Christmas Streak 42/88: A Weird Function

$\begin{aligned} f(x) & = \sum_{k=1}^\infty (-1)^{k-1}\left(\frac {x^{2k-1}\sin x}{(2k-1)!} - \frac {x^{2k}\cos x}{(2k)!}\right) \\ & = \sum_{k=1}^\infty \frac{x^k\color{#3D99F6}\cos \left(\frac {k\pi}2 - x \right)}{k!} & \small \color{#3D99F6} \text{By Euler's formula: }e^{i\theta} = \cos \theta + i\sin \theta \\ & = \sum_{k=1}^\infty \frac{x^k\color{#3D99F6}\Re \left(e^{i\left(\frac {k\pi}2 - x\right)}\right)}{k!} & \small \color{#3D99F6} \text{where } \Re(z) \text{ is the real part of }z. \\ & = \Re \left(\frac 1{e^{ix}}\sum_{k=1}^\infty \frac{\left(xe^{\frac {i\pi} 2}\right)^k}{k!} \right) \\ & = \Re \left(\frac 1{e^{ix}}\sum_{k=1}^\infty \frac{\left(ix\right)^k}{k!} \right) \\ & = \Re \left(\frac 1{e^{ix}} \left(e^{ix}-1\right) \right) & \small \color{#3D99F6} \text{Multiply up and down by }e^{-ix} \\ & = \Re \left(1-e^{-ix} \right) \\ & = \Re \left(1-\cos x + i\sin x \right) \\ & = 1-\cos x \end{aligned}$

Therefore,

$\begin{aligned} I & = \int_0^1 f(x)^2 dx = \int_0^1 (1-\cos x)^2 dx = \int_0^1 (1-2\cos x + \cos^2 x) \ dx \\ & = x - 2\sin x + \frac x2 + \frac {\sin 2x}4 \bigg|_0^1 = \frac 32 - 2\sin 1 + \frac {\sin 2}4 \approx 0.044382387 \end{aligned}$

$\implies \lfloor 10000I\rfloor = \boxed{443}$

First, notice that $f(0)=0.$

Use integration by parts for infinite times.

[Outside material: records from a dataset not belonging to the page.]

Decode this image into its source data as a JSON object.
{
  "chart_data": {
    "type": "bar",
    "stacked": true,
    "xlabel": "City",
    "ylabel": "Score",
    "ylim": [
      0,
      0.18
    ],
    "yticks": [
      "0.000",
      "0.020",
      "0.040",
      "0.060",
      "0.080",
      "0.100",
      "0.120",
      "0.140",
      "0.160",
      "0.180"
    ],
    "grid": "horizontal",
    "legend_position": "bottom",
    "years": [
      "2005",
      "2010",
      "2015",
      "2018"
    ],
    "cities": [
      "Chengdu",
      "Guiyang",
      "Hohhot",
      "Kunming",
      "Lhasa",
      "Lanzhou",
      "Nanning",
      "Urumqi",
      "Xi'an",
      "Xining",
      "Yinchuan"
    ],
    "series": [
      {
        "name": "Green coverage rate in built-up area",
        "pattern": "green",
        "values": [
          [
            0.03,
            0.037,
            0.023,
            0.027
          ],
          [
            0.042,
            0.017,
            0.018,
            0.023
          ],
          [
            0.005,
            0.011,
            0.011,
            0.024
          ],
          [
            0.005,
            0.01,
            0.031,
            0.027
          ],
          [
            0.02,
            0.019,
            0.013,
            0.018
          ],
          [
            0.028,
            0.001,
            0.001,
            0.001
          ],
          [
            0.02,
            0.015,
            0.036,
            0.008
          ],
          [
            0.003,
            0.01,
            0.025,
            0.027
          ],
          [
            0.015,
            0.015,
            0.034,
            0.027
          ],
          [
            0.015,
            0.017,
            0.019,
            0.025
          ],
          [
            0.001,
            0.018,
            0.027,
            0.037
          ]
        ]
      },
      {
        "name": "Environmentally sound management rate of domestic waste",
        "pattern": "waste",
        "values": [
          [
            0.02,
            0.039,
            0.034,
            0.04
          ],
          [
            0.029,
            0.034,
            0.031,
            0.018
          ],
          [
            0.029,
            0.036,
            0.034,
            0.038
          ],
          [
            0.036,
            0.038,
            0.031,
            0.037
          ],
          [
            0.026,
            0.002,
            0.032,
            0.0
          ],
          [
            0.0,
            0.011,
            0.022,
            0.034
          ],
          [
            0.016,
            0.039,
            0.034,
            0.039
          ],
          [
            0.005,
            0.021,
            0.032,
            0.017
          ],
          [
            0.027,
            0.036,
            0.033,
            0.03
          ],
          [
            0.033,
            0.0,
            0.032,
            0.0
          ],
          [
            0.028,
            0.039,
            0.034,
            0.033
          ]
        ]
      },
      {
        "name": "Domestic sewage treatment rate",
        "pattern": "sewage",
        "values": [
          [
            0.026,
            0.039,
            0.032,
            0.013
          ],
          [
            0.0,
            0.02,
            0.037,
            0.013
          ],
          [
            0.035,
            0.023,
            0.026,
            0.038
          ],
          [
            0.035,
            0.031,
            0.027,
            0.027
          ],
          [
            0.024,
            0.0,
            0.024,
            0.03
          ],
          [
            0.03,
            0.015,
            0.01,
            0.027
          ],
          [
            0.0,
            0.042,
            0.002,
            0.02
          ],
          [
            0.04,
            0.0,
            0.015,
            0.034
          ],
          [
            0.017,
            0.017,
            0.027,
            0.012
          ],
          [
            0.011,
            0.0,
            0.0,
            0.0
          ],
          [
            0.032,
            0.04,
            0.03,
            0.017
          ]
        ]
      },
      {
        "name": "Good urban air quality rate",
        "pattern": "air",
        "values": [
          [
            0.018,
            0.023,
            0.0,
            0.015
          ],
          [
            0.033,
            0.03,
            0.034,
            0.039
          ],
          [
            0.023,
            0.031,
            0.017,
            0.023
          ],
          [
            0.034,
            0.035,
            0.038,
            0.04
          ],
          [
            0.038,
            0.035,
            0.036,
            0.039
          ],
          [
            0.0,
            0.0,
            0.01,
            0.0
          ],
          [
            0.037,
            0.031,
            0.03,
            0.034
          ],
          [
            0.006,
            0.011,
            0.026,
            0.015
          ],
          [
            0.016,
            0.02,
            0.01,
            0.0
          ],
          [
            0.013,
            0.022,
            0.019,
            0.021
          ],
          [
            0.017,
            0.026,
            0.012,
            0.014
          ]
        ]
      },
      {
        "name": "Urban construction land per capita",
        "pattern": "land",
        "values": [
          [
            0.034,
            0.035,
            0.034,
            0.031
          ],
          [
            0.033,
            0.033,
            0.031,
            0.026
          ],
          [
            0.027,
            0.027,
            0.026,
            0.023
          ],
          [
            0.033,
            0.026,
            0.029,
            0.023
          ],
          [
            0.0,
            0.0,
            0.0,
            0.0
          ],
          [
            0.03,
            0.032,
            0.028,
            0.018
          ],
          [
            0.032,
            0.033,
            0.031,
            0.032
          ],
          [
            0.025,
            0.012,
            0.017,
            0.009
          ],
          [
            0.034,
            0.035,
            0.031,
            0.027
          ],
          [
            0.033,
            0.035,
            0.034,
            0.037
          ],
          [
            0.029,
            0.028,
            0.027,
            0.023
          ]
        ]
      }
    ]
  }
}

$\begin{aligned}\int 1\cdot \sin x dx & = x\sin x - \int x(\cos x) dx \\ & = x\sin x - \frac{1}{2}x^2\cos x - \int \frac{1}{2}x^2\sin x dx \\ & = x\sin x - \frac{1}{2}x^2\cos x - \frac{1}{3!}x^3\sin x + \int \frac{1}{3!}x^2(\cos x) dx \\ & = x\sin x - \frac{1}{2!}x^2\cos x - \frac{1}{3!}x^3\sin x + \frac{1}{4!}x^4\cos x + \int \frac{1}{4!}x^4\sin x dx \\ & = \frac{1}{1!}x\sin x - \frac{1}{2!}x^2\cos x - \frac{1}{3!}x^3\sin x + \frac{1}{4!}x^4\cos x +\frac{1}{5!}x^5\sin x - \frac{1}{6!}x^6\cos x - \cdots \\ & = \sum_{n=1}^{\infty} \left\{(-1)^{n-1}\left(\frac{x^{2n-1}}{(2n-1)!}\cdot\sin x-\frac{x^{2n}}{(2n)!}\cdot\cos x\right)\right\} \\ & = f(x) \end{aligned}$

Therefore $f(x)=-\cos x + 1.~(\because f(0)=0)$

And so $\displaystyle \left\lfloor 10000\int_{0}^{1}f(x)^2dx\right\rfloor = \left\lfloor10000\cdot\dfrac{1}{4}(6-8\sin(1)+\sin(2))\right\rfloor = \boxed{443}.$

Just have to know the following identity:

$sinx = x - \frac{x^3}{3!} + \frac{x^5}{5!} - \frac{x^7}{7!} + ...$ and $cosx = 1 - \frac{x^2}{2!} + \frac{x^4}{4!} - \frac{x^6}{6!} + ...$

Then expand the sum carefully, you'll get:

$f(x) = sinx(sinx) + cosx(cosx-1) = 1-cosx$

Then do the integration, easily to get

$10000 \int_0^1 (1-cosx) dx = 443.8238709...$

Get the floor function, the answer is $\boxed{443}$ .

Noted that I first see that $x$ is in the range $[0,1]$ , so I can compute those two identity, otherwise there might be another way to solve this.